P.S.: There's also a minor bug in my code related to termination.
P.P.S.: The data is sorted first by i, then by t.
can you try if this dplyr implementation is faster?
library(dplyr)
data <- structure(
list(fact = c(1, 1, 1, 2, 2, 2), timing = c(1, 2, 3, 1, 3, 4), x = c(1, 1, 2, 1, 2, 3)),
.Names = c("fact", "timing", "x"), row.names = c(NA, -6L), class = "data.frame"
)
group_by(data, fact) %>%
mutate(fromto=cumsum(c(0, diff(timing) > 1))) %>%
group_by(fact, fromto) %>%
summarize(from=min(timing), to=max(timing), sumx=sum(x)) %>%
select(-fromto) %>%
ungroup()
how about this data.table implementation?
library(data.table)
data <- structure(
list(fact = c(1, 1, 1, 2, 2, 2), timing = c(1, 2, 3, 1, 3, 4), x = c(1, 1, 2, 1, 2, 3)),
.Names = c("fact", "timing", "x"), row.names = c(NA, -6L), class = "data.frame"
)
setDT(data)[, fromto:=cumsum(c(0, diff(timing) > 1)), by=fact]

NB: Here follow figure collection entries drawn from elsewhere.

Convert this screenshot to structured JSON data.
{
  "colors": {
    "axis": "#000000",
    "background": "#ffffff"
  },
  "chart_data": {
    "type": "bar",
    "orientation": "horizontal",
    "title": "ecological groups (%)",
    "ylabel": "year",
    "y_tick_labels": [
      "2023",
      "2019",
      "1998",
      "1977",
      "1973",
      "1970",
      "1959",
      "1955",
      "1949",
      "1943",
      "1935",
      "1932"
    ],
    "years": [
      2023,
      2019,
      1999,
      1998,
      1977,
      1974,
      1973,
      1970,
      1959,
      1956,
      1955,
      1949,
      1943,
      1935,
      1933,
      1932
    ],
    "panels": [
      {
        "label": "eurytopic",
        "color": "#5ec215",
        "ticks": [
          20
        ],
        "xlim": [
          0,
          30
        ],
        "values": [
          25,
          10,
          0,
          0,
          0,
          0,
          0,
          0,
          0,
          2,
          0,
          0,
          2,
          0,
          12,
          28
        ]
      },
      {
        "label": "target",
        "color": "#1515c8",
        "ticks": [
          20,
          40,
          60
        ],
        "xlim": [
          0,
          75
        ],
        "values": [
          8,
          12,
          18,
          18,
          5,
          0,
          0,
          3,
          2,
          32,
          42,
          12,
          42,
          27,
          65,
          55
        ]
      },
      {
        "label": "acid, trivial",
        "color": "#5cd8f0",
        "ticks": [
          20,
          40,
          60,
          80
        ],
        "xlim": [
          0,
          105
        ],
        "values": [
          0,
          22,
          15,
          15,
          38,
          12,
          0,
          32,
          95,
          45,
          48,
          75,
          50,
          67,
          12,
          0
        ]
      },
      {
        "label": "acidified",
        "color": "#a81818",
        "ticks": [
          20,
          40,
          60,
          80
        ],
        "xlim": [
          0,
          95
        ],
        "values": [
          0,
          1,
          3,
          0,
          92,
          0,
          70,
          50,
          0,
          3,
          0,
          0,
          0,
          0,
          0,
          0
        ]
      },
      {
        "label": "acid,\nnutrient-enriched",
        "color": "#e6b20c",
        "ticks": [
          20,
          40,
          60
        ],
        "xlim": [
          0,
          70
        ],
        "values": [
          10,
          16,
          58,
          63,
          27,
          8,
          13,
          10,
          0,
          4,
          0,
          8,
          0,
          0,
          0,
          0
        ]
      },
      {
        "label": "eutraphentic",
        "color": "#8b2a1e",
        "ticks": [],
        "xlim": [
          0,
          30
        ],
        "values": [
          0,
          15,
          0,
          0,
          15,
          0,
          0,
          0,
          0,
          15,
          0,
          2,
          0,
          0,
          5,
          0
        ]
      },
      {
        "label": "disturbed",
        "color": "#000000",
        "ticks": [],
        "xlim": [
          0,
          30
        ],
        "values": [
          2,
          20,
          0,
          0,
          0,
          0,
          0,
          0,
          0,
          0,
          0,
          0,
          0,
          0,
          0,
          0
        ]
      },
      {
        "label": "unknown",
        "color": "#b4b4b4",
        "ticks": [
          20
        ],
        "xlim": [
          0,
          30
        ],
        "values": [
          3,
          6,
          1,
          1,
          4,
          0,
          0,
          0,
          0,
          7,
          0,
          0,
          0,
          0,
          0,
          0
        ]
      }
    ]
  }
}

event <- data[, .(from=min(timing), to=max(timing), sumx=sum(x)), by=c("fact", "fromto")][,fromto:=NULL]
##results when i enter event in the R console and my data.table package version is data.table_1.9.6
> event
fact from to sumx
1: 1 1 3 4
2: 2 1 1 1
3: 2 3 4 5
> str(event)
Classes ‘data.table’ and 'data.frame': 3 obs. of 4 variables:
$ fact: num 1 2 2
$ from: num 1 1 3
$ to : num 3 1 4
$ sumx: num 4 1 5
- attr(*, ".internal.selfref")=<externalptr>
> dput(event)
structure(list(fact = c(1, 2, 2), from = c(1, 1, 3), to = c(3,
1, 4), sumx = c(4, 1, 5)), row.names = c(NA, -3L), class = c("data.table",
"data.frame"), .Names = c("fact", "from", "to", "sumx"), .internal.selfref = <pointer: 0x0000000000120788>)
Reference
detect intervals of the consequent integer sequences
Assuming the data frame is sorted according to data$t, you can try something like this
event <- NULL
for (i in unique(data$i)) {
x <- data[data$i == i, ]
ev <- cumsum(c(1, diff(x$t)) > 1)
smry <- lapply(split(x, ev), function(z) c(i, range(z$t), sum(z$x)))
event <- c(event, smry)
}
event <- do.call(rbind, event)
rownames(event) <- NULL
colnames(event) <- c('i', 'from', 'to', 'sum')
The result is a matrix, not a data frame.